What has happened?
The Commodity Futures Trading Commission (CFTC) has issued new guidance, alerting customers to exercise caution and "conduct extensive research" before purchasing digital coins or tokens.
What does this mean?
The new advisory, entitled "Customer Advisory: Use Caution When Buying Digital Coins or Tokens", warns customers to view any promises or guarantees of future value as a “red flag".
"The market for digital coins and tokens is still very young, and there is no widely accepted standard for placing a value on a particular digital coin or token.

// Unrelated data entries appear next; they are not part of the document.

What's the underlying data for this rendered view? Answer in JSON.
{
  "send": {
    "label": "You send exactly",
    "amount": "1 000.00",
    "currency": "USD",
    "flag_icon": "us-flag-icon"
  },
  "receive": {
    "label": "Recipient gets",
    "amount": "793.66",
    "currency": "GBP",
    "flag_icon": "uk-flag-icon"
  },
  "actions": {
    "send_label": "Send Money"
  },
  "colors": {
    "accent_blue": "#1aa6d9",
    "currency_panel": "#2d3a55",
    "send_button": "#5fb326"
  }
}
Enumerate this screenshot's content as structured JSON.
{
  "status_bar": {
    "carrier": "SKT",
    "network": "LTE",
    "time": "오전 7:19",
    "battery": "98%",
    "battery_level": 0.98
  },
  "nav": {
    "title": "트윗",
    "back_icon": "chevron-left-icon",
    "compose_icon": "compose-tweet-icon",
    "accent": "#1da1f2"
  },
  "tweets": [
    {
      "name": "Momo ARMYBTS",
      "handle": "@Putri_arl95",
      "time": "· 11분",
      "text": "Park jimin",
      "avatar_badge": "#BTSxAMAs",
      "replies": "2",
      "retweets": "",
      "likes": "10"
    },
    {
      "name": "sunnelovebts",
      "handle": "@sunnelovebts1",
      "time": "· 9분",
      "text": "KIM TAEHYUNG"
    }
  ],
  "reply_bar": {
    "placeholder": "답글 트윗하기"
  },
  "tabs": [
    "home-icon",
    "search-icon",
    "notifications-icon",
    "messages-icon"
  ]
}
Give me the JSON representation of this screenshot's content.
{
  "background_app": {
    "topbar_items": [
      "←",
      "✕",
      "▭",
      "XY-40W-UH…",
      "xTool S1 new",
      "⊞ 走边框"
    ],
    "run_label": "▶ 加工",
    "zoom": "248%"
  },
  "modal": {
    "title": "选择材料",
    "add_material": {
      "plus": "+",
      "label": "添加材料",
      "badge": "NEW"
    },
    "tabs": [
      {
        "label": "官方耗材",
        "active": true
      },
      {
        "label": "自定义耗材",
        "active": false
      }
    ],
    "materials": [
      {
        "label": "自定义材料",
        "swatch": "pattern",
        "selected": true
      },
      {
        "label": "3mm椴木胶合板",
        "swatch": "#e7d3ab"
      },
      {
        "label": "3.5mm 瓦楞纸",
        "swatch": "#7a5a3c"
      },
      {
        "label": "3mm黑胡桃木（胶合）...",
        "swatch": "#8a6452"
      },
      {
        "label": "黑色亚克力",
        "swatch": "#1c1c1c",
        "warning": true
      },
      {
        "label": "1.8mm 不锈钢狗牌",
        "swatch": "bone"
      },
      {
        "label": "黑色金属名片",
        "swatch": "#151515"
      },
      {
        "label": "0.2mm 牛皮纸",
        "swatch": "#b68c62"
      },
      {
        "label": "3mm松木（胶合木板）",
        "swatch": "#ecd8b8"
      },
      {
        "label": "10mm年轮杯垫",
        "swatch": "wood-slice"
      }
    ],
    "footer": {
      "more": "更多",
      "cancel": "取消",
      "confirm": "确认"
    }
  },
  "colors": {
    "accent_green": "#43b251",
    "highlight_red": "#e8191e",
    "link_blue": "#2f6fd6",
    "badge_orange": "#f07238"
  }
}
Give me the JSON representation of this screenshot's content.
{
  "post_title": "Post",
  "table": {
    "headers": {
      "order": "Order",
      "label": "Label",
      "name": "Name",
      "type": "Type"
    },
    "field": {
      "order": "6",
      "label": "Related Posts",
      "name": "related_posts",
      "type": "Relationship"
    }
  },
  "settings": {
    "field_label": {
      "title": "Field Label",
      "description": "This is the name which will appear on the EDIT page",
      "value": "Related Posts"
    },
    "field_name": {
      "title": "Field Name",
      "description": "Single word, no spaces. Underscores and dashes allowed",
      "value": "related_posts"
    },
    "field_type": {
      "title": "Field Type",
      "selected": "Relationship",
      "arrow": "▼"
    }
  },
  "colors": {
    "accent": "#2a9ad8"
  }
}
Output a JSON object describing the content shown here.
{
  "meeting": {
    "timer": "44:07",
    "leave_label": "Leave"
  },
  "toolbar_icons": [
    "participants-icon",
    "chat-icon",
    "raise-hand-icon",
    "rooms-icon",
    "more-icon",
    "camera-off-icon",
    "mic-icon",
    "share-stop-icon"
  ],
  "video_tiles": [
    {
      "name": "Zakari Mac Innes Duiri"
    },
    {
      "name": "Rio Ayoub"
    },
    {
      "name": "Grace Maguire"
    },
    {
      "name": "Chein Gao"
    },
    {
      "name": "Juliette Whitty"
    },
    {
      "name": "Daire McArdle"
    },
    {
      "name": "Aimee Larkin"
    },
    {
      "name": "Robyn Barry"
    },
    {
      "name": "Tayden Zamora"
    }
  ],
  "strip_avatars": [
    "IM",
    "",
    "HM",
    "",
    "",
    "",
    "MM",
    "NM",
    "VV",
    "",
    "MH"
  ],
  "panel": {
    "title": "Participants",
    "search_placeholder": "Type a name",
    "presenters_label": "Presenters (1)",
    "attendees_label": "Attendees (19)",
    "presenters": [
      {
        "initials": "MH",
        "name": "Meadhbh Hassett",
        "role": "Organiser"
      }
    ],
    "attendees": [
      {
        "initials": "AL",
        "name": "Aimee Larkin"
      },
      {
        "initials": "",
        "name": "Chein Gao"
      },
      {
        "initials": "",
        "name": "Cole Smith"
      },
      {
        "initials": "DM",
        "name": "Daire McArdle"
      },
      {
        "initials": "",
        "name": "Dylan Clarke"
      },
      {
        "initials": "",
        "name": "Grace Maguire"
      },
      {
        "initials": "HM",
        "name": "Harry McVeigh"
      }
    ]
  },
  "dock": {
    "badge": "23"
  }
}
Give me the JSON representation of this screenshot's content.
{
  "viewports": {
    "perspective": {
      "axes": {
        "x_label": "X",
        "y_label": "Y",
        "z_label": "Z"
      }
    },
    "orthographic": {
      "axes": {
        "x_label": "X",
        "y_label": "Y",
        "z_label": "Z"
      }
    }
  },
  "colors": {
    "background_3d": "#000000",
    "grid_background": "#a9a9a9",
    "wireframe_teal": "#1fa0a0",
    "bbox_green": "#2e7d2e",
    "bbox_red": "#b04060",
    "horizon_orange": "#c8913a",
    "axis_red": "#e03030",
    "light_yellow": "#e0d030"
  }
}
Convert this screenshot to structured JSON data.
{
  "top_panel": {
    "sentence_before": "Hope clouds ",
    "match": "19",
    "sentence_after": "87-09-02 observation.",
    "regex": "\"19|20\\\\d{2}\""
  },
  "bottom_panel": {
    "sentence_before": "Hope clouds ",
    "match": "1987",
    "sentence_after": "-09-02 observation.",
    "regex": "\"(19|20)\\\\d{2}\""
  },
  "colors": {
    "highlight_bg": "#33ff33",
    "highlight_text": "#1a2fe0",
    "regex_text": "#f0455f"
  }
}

This includes coins or tokens sold today with the claim that they can be used to purchase goods, services, or platform access in the future," the advisory said.
The CFTC therefore advises customers to ensure that they understand what rights are attached to the coin or token being sold, and what underlying factors could affect its value.
"Be especially wary of promises or guarantees of future value," the CFTC added.
The agency emphasised that research is the best form of protection.
Customers should research both the digital coins or tokens and the individuals or organisations offering the products.
If information is not readily available, then customers should be wary about purchasing the products.
The CFTC also noted that the digital coins could also be securities if buyers are told that the developers or promoters will bring them a return on their investments, or if the buyers are promised a share of future returns of the project.
Digital tokens and coins can also be derivatives or commodities, depending on how they are structured.
This is the fourth advisory about virtual currencies issued by the CFTC.
It mirrors many other warnings issued by global regulators, including several by the US Securities and exchange Commission.